The '60s rock icon/"it" girl Marianne Faithfull was born into an aristocratic English/Austrian family. Faithfull, an accomplished songwriter and performer, has a loyal following among rock-'n'-roll nobility, where she served as an adored muse and inspiration. After recording pop hits in the heyday of the British Invasion, she survived a stormy stretch of the '70s and emerged as a New Wave diva by the '80s. Her collaborations include Angelo Badalamenti, Daniel Lanois, Mick Jagger, Jack Bruce, and the Vienna Radio Symphony. Faithfull's delicate voice and haunting delivery on "Tomorrow's Calling," from Marianne Faithfull's Greatest Hits, sings angelically of "promises new."
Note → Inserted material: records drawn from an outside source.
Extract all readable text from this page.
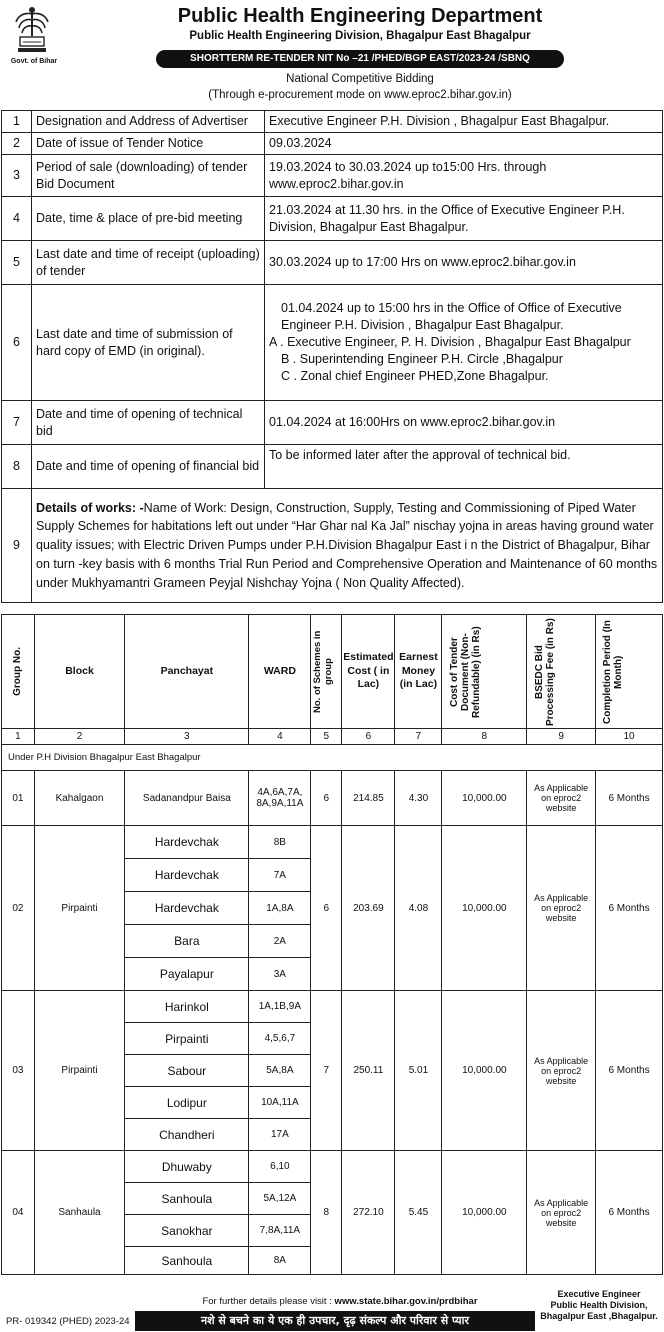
Govt. of Bihar
Public Health Engineering Department
Public Health Engineering Division, Bhagalpur East Bhagalpur
SHORTTERM RE-TENDER NIT No –21 /PHED/BGP EAST/2023-24 /SBNQ
National Competitive Bidding
(Through e-procurement mode on www.eproc2.bihar.gov.in)
1	Designation and Address of Advertiser	Executive Engineer P.H. Division , Bhagalpur East Bhagalpur.
2	Date of issue of Tender Notice	09.03.2024
3	Period of sale (downloading) of tender Bid Document	19.03.2024 to 30.03.2024 up to15:00 Hrs. through www.eproc2.bihar.gov.in
4	Date, time & place of pre-bid meeting	21.03.2024 at 11.30 hrs. in the Office of Executive Engineer P.H. Division, Bhagalpur East Bhagalpur.
5	Last date and time of receipt (uploading) of tender	30.03.2024 up to 17:00 Hrs on www.eproc2.bihar.gov.in
6	Last date and time of submission of hard copy of EMD (in original).	01.04.2024 up to 15:00 hrs in the Office of Office of Executive
Engineer P.H. Division , Bhagalpur East Bhagalpur.
A . Executive Engineer, P. H. Division , Bhagalpur East Bhagalpur
B . Superintending Engineer P.H. Circle ,Bhagalpur
C . Zonal chief Engineer PHED,Zone Bhagalpur.

7	Date and time of opening of technical bid	01.04.2024 at 16:00Hrs on www.eproc2.bihar.gov.in
8	Date and time of opening of financial bid	To be informed later after the approval of technical bid.
9	Details of works: -Name of Work: Design, Construction, Supply, Testing and Commissioning of Piped Water Supply Schemes for habitations left out under “Har Ghar nal Ka Jal” nischay yojna in areas having ground water quality issues; with Electric Driven Pumps under P.H.Division Bhagalpur East i n the District of Bhagalpur, Bihar on turn -key basis with 6 months Trial Run Period and Comprehensive Operation and Maintenance of 60 months under Mukhyamantri Grameen Peyjal Nishchay Yojna ( Non Quality Affected).	
Group No.	Block	Panchayat	WARD	No. of Schemes in group	Estimated Cost ( in Lac)	Earnest Money (in Lac)	Cost of Tender Document (Non-Refundable) (in Rs)	BSEDC Bid Processing Fee (in Rs)	Completion Period (In Month)

1	2	3	4	5	6	7	8	9	10
Under P.H Division Bhagalpur East Bhagalpur									
01	Kahalgaon	Sadanandpur Baisa	4A,6A,7A, 8A,9A,11A	6	214.85	4.30	10,000.00	As Applicable on eproc2 website	6 Months
02	Pirpainti	Hardevchak	8B	6	203.69	4.08	10,000.00	As Applicable on eproc2 website	6 Months
		Hardevchak	7A						
		Hardevchak	1A,8A						
		Bara	2A						
		Payalapur	3A						
03	Pirpainti	Harinkol	1A,1B,9A	7	250.11	5.01	10,000.00	As Applicable on eproc2 website	6 Months
		Pirpainti	4,5,6,7						
		Sabour	5A,8A						
		Lodipur	10A,11A						
		Chandheri	17A						
04	Sanhaula	Dhuwaby	6,10	8	272.10	5.45	10,000.00	As Applicable on eproc2 website	6 Months
		Sanhoula	5A,12A						
		Sanokhar	7,8A,11A						
		Sanhoula	8A						
For further details please visit : www.state.bihar.gov.in/prdbihar
Executive Engineer
Public Health Division,
Bhagalpur East ,Bhagalpur.
PR- 019342 (PHED) 2023-24	नशे से बचने का ये एक ही उपचार, दृढ़ संकल्प और परिवार से प्यार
Artist: Marianne Faithfull
Song: Tomorrow's Calling
Album: Marianne Faithfull's Greatest Hits
Soul-master singer and showstopper James Brown was born in 1933 in South Carolina. Amidst the Great Depression, young James was raised in a hurricane of poverty by his great aunt in Georgia. He picked up his flamboyant showmanship performing in church, and by the age of 20, Brown founded his first gospel group, The Famous Flames, which caught the attention of Little Richard. That fateful meeting led to Brown's 1956 hit "Please, Please, Please," which sold 3 million units. Brown became a legend in the 1960s as the Godfather of Soul and a superstar of the Civil Rights movement. He was inducted into the Rock and Roll Hall of Fame in 1986 and passed away in December 2006. This multi-Grammy artist/"the hardest working man in showbiz" bequeaths us countless treasures, including the title "Funky President (People It's Bad)," from James Brown: Make It Funky--The Big Payback 1971-1975.
Artist: James Brown
Song: Funky President (People It's Bad)
Album: James Brown: Make It Funky--The Big Payback 1971-1975
Detroit-born Singer/songwriter, storyteller, and multi-instrumentalist (oboe, recorder, banjo, guitar, vibraphone, bass, drums, piano) Sufjan Stevens was born in 1975, one of three children. It was during college he fell into himself, tapping the infinity of his imagination. Stevens moved to New York City in the late '90s, where he attended the New School's master's program in writing, then found his musical home back in his native Midwest, this time Illinois. The title "Presidents & Magistrates," from his 2003 release Michigan, is all beauty. Currently touring worldwide.
Artist: Sufjan Stevens
Song: Presidents & Magistrates
Steely Dan is a storm of edgy elegance and perfection. Queens, New York-born guitarist Walter Becker and Passaic, New Jersey, native pianist/vocalist Donald Fagen met at Bard College in the late '60s. By the early '70s, they placed a song with Barbra Streisand and then teamed up with producer Gary Katz. In 1972, Steely Dan (named for, um, a "device" in a William S. Burroughs novel) released their seriously genius debut Can't Buy a Thrill. These multi-Grammy winners were inducted into the Rock and Roll Hall of Fame in 2001. Collaborations include Rick Derringer, Wayne Shorter, Mark Knopfler, and Lee Ritenour. The title "Change of the Guard," from Can't Buy a Thrill, is classic grade-A workmanship.
Artist: Steely Dan
Song: Change of the Guard
Album: Can't Buy a Thrill
Boogie-woogie jazz pianist Speckled Red was born Rufus Perryman in Monroe, Louisiana, in 1892, one of eight children. His younger brother Willie (a.k.a. Piano Red and then Dr. Feelgood) was also a piano player. Speckled Red was a spitfire and known for his indelicate, rhyming tongue. In his early 20s, Red was discovered playing in lowlife joints, eventually making his bones in Memphis, where in 1929 he made his first hit record. Red's career flagged in the Depression, but in the '40s he moved to St. Louis and played the local club scene for nearly a decade. By the '50s, he was rediscovered by blues connoisseurs, recorded a batch of sides, then toured America and Europe. Red passed away in 1973 and leaves us this cryptic ode "We Got to Get That Fixed," from the collection Speckled Red 1929-1938.
Artist: Speckled Red
Song: We Got to Get That Fixed
Album: Speckled Red 1929-1938
Singer/pianist Rufus Wainwright was born in 1973 in Rhinebeck, New York, into a royal family of music (singer/songwriter parents Loudon Wainwright III and Kate McGarrigle and sister Martha). Raised by his mother in Montreal, Rufus took up piano at the age of 6 and by his early teens he toured with his mother's band, The McGarrigle Sisters and Family. By 1996 Wainwright signed with DreamWorks and has recorded six albums to date. His rendition of "Chicago," from Rufus Does Judy at Carnegie Hall Live (currently nominated for a Grammy), raises the bar on great voices.